La opinión publica española no andaba desencaminada cuando una semana antes de que el Gobierno de Rajoy solicitara el primer rescate económico de España a la Unión Europea el pasado 9 de junio —la denominada por el Eurogrupo “ayuda financiera concedida para la recapitalización de las instituciones financieras”— un 64% de los ciudadanos ya daba prácticamente por seguro que nuestro país iba a terminar necesitándolo de manera más o menos inmediata. La ayuda, no por esperada era deseada: la mayoría (53%) pensaba, en aquellos momentos, que el Ejecutivo no debería solicitarla con carácter de urgencia porque suponía una intervención que iba a resultar negativa para el futuro de nuestro país.

Ahora, cuatro meses después y cuando encima de la mesa está la posibilidad de que el Gobierno de Rajoy recurra a un segundo rescate, las opiniones de los españoles se mantienen prácticamente invariables. Por un lado, la mayoría sigue pensando —ahora de manera más extendida: 66%, cuatro puntos más que en junio— que España no podrá salir adelante por sí sola, por lo que antes o después tendrá que volver a solicitar ayuda económica a Europa. Y, por otro lado, la mayoría se vuelve a mostrar reacia a que el Gobierno pida de manera inminente este segundo rescate: un 24% porque cree que España está en condiciones de hacer frente a la crisis sin más ayuda externa y un 31% porque considera que es mejor seguir esperando por si la situación económica mejora y ya no fuera necesaria esa ayuda.

No obstante, la imagen que transmitía a la ciudadanía el Gobierno de Mariano Rajoy en junio no es la misma que ahora.

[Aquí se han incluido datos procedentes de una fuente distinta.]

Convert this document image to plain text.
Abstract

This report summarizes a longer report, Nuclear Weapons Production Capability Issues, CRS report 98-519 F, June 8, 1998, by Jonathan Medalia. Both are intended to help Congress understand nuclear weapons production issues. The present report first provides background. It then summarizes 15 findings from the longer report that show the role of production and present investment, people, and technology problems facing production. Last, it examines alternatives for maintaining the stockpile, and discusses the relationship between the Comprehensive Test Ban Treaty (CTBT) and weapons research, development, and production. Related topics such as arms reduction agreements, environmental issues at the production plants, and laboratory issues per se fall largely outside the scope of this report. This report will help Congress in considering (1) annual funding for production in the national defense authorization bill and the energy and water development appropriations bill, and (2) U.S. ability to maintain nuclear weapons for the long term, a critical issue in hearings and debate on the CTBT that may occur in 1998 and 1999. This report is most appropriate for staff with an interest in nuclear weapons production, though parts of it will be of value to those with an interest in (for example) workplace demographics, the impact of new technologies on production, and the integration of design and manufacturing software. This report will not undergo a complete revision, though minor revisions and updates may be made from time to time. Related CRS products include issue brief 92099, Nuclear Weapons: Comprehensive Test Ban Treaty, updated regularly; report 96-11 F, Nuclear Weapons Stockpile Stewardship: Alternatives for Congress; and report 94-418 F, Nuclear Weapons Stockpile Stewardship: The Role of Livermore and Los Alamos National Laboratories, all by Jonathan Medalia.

Antes del primer rescate, tres de cada cuatro ciudadanos y uno de cada dos votantes del PP (73% y 50% respectivamente) pensaban que el Ejecutivo lejos de tener una posición clara y definida sobre el tema, iba improvisando sobre la marcha. Ahora, quienes consideran que su actitud es pura indecisión porque no sabe qué hacer son un 48% (25 puntos menos que hace cuatro meses) y quienes, por el contrario, piensan que la decisión de Rajoy de no solicitar todavía el rescate obedece a un plan del presidente suponen un 43% (20 puntos más). Y lo que es más importante para Rajoy, durante este tiempo ha logrado convencer a gran parte de sus electores de que sabe hacia dónde va y lo que quiere: la mayoría (56%) piensa ya que la espera para pedir el rescate, o su negativa a hacerlo, es una decisión consciente del líder de los populares. Sin duda, el hecho de que Rajoy haya sido capaz de mejorar su imagen en ese sentido, en un momento en el que ya no solo los ciudadanos sino también los expertos manifiestan su falta de acuerdo sobre qué es lo mejor que España puede hacer para salir cuanto antes de la crisis, supone una buena noticia para el presidente. Solo cabe esperar por el bien de todos que su decisión sea la correcta.

José Pablo Ferrándiz es sociólogo y vicepresidente de Metroscopia.